There was nothing remarkable about the lead scientist on base, Doctor Bruce Jacobs. Of average height and build, he wore a white doctor’s coat over a white shirt, cream sweater and pale slacks. With gray hair and beard, pale skin and washed out blue eyes, the only other splashes of color about his person were the red of his tie and the polished chestnut of his shoes. He had a distracted air about him, like his mind was always somewhere else, mulling on a problem outside the comprehension of normal mortals. A weight, a gravity that made his staff treat him with respect and deference.

But Toni didn’t give a shit about deference. And respect? It was this man and those like him who had developed the three viruses. If it were up to her, they’d have been locked up months ago for crimes against humanity.

Sliding out of her hiding place, she blocked his path. Her sudden movement from unnoticeable statue to living, breathing being didn’t get a reaction because he didn’t look up, his attention focused on the notes in his hand as he muttered to himself.

“Uptake is slow… It has to be linked to the cellular regen—”

“Doctor Jacobs, do you have a moment?”

“Huh?” The doctor’s head snapped up and he blinked at her. The round glasses he wore gave him the look of a confused owl. “Oh, yes…Subj…err, Major Fielding, isn’t it? What can I do for you?”

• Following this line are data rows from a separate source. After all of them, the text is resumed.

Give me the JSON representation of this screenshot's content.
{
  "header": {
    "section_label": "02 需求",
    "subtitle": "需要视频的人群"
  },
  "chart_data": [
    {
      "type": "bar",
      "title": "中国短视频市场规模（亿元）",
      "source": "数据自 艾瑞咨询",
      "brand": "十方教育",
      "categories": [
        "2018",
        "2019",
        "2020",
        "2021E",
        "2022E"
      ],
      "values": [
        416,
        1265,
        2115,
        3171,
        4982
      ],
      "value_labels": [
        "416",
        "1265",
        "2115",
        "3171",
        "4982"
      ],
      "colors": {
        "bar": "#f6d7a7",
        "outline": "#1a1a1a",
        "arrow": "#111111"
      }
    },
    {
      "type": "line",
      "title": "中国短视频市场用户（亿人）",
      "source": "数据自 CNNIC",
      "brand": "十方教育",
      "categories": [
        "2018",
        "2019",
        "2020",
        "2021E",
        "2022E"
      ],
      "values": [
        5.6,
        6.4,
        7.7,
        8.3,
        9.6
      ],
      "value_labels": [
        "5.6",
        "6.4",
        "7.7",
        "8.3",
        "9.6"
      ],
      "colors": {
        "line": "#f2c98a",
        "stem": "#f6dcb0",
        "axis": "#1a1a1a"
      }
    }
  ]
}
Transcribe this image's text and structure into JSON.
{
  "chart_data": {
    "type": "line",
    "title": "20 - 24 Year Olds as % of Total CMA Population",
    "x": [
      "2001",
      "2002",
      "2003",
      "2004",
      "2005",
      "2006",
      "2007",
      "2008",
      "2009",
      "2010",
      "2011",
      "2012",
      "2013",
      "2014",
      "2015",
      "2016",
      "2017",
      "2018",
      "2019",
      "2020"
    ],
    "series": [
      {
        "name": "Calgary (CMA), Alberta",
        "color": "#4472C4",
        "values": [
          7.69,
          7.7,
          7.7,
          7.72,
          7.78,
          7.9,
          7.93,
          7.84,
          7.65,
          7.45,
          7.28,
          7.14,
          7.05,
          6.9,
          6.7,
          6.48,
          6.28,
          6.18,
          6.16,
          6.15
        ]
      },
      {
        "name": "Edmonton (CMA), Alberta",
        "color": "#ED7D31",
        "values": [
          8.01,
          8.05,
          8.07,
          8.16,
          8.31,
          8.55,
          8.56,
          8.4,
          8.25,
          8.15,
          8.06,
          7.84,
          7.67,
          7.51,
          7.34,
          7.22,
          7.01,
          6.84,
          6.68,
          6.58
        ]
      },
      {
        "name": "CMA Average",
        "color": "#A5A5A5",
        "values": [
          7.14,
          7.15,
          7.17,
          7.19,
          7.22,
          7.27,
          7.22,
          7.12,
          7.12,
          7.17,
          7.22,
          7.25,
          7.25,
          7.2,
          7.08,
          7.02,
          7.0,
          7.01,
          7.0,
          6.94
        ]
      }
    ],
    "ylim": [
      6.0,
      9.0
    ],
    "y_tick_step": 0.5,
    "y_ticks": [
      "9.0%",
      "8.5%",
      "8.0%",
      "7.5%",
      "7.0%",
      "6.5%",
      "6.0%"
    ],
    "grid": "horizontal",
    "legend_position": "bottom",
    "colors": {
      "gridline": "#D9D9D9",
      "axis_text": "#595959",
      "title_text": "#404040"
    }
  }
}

Anger welled at the fact he had to stop himself calling her a subject, or using her case number, but she ignored it. She needed information from the guy, so pissing him off or threatening to rip his throat out wasn’t going to help her cause.

“It is.” Plastering a smile she didn’t feel on her face, she nodded. “I wanted to talk to you about the RAs we’ve been using on the cleanup operations.”

The doctor’s attention, which had been wandering back to his notes, transferred completely, the pale eyes behind the glasses fixed on her. She suppressed a shudder. Now she knew what a bug under a microscope felt like. It wasn’t a pleasant sensation at all.

“What about them?”

“Well…” She paused for a moment and considered how to phrase her request. “Have you ever noticed anything strange about the latest batches? Say…intelligence?”

“Hmm…” Jacobs pressed his lips together, his long white beard wiggling as he did. She wondered if he had to wear a hair and beard net in the sterile areas. “You mean traces of, or full-on intelligence? Sometimes we have one or two with vestigial traces of intelligence but it seems to be more of a knee-jerk reaction. Once advanced decay sets in, those traces disappear. We think it might have something to do with medication the subjects took in the months beforehand. We’ve never noticed any traces in known drug-users for example, yet those on certain brands of SSRIs…” He paused at her blank look and elaborated. “They’re a type of anti-depressant.”

“Ah, okay. Thank you,” she said but he had started talking again, enthusiasm written into every line of his expression.

“So those on SSRIs seem to display the most vestigial intelligence, which is perhaps something to do with the action of the medication within the brain. We definitely need further study on the subject…” He stopped and blinked. “I’m sorry. Did that answer your question, Major?”

She frowned and shook her head. “Yes and no. Have you ever had a subject display
real
intelligence and show evidence of retention of memory?”

Another blink, but she didn’t miss the sudden flash of interest. The notes hung ignored in his hand.

“Memory? Why?” His voice was sharp. “Have you seen any with intelligence? Out in the field? Oh my lord, naturally occurring self-awareness. We’d theorized it was possible…we need tox tests, dissection of the brain to isolate any structural abnormalities. For this to happen with the standard—” He stopped, visibly reining in his excitement. “Did you bring the body back?”